Will Jones explores the 2,000-year-long history of badminton
A long history
Historians believe that badminton originated more than 2,000 years ago. Its roots lie in a game called battledore and shuttlecock, a battledore being an early type of paddle or racquet.
What’s in a name?
Modern-day badminton developed in the 19th century from a game played by British soldiers in the Indian town of Pune. The sport was named ‘poon’ in its honour. After poon was brought to England in the late 1800s by returning army officers, it was renamed in honour of the Duke of Beaufort’s Badminton estate, where it is believed to have been played regularly.
Weighing no more than 5.5 grams, competition shuttlecocks – or, as they’re called in the World Badminton Federation’s (BWF) Laws of Badminton, shuttles – are still often made from natural feathers. Every natural shuttlecock contains 16 feathers, each 62-70 millimetres long and plucked from the left wing of a goose.
Echoing the object they’re designed to hit, badminton racquets are among the lightest in world sport. Most racquets used by professionals tip the scales at less than 100 grams, roughly half the weight of a table tennis racquet.
For more than 100 years, a badminton player only scored points on serve. If the server lost a rally, the serve would simply pass to the opposing player with no change in the score. In 2006, however, the rules changed: now, regardless of server, the player who wins the rally scores a point. The first player to 21 points wins the game, and the first to win two games wins the match.

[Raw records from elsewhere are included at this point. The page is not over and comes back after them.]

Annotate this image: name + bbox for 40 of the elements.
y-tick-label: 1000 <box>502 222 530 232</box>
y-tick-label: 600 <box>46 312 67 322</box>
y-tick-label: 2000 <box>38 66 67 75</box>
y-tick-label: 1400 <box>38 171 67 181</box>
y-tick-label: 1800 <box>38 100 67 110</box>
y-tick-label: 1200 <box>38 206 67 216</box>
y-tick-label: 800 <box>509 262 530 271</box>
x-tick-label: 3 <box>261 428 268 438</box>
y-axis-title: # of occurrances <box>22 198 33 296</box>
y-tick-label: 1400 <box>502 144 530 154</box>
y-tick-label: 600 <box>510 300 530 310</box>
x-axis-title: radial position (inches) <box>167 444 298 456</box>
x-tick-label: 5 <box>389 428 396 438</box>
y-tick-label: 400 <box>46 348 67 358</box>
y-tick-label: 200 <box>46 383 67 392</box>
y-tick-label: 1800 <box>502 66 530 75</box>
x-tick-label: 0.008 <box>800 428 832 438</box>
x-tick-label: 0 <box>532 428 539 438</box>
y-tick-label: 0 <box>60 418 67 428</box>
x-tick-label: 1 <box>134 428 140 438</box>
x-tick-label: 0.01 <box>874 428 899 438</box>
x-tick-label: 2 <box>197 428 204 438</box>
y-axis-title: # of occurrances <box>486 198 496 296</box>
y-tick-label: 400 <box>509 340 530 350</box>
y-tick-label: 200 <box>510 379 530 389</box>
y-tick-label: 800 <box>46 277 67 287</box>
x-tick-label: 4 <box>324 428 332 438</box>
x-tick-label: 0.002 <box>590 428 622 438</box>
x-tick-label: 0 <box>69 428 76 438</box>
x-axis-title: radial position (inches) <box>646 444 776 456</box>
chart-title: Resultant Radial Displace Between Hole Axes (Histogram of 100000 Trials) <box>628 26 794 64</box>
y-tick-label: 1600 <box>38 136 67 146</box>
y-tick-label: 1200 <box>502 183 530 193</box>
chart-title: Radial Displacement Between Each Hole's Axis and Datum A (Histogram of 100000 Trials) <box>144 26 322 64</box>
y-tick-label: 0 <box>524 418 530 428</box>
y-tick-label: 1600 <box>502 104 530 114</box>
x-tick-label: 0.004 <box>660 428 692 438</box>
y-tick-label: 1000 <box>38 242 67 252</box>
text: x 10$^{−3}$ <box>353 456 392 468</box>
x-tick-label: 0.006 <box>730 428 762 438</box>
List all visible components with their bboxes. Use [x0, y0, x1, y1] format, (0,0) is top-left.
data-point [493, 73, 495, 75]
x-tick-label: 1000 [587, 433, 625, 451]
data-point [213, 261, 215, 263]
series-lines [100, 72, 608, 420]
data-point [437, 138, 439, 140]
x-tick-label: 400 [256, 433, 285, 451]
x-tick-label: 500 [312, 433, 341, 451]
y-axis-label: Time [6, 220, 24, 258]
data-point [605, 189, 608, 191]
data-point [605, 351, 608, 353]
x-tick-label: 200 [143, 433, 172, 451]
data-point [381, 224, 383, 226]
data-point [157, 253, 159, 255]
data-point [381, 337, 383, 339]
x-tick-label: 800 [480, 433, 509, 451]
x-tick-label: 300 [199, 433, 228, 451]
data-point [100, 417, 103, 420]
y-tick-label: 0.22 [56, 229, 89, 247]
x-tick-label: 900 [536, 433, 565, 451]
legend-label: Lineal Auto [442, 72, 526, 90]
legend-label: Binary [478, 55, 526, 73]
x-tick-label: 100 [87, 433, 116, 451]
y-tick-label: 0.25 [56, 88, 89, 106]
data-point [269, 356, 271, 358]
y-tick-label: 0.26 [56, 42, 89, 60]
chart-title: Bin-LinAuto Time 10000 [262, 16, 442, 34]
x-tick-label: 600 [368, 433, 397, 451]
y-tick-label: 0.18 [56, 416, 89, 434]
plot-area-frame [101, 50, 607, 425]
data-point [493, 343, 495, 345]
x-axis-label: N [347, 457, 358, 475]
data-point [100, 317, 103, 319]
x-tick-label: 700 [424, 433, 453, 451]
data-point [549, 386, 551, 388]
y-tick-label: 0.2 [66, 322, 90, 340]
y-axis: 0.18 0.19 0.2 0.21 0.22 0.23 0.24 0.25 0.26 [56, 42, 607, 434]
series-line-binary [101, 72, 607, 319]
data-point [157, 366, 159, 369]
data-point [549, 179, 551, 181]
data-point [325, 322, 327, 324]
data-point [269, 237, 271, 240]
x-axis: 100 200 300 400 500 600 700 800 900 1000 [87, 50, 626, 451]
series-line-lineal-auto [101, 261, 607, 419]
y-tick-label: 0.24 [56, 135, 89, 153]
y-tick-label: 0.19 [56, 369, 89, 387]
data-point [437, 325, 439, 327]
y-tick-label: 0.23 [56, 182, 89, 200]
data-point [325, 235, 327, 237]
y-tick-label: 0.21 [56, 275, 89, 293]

The shuttlecock is the fastest object in world sport. In 2005, a smash hit by doubles specialist Fu Haifeng in a Sudirman Cup match was measured at 332kmh, or 206mph – as fast as a Formula 1 car.
Best of the best
In 2007, the first edition of the BWF Superseries was held, with a series of elite tournaments around the world. At the climax of the annual competition, the highest-ranked athletes compete in the BWF Superseries Finals, which have been staged in Dubai since 2014.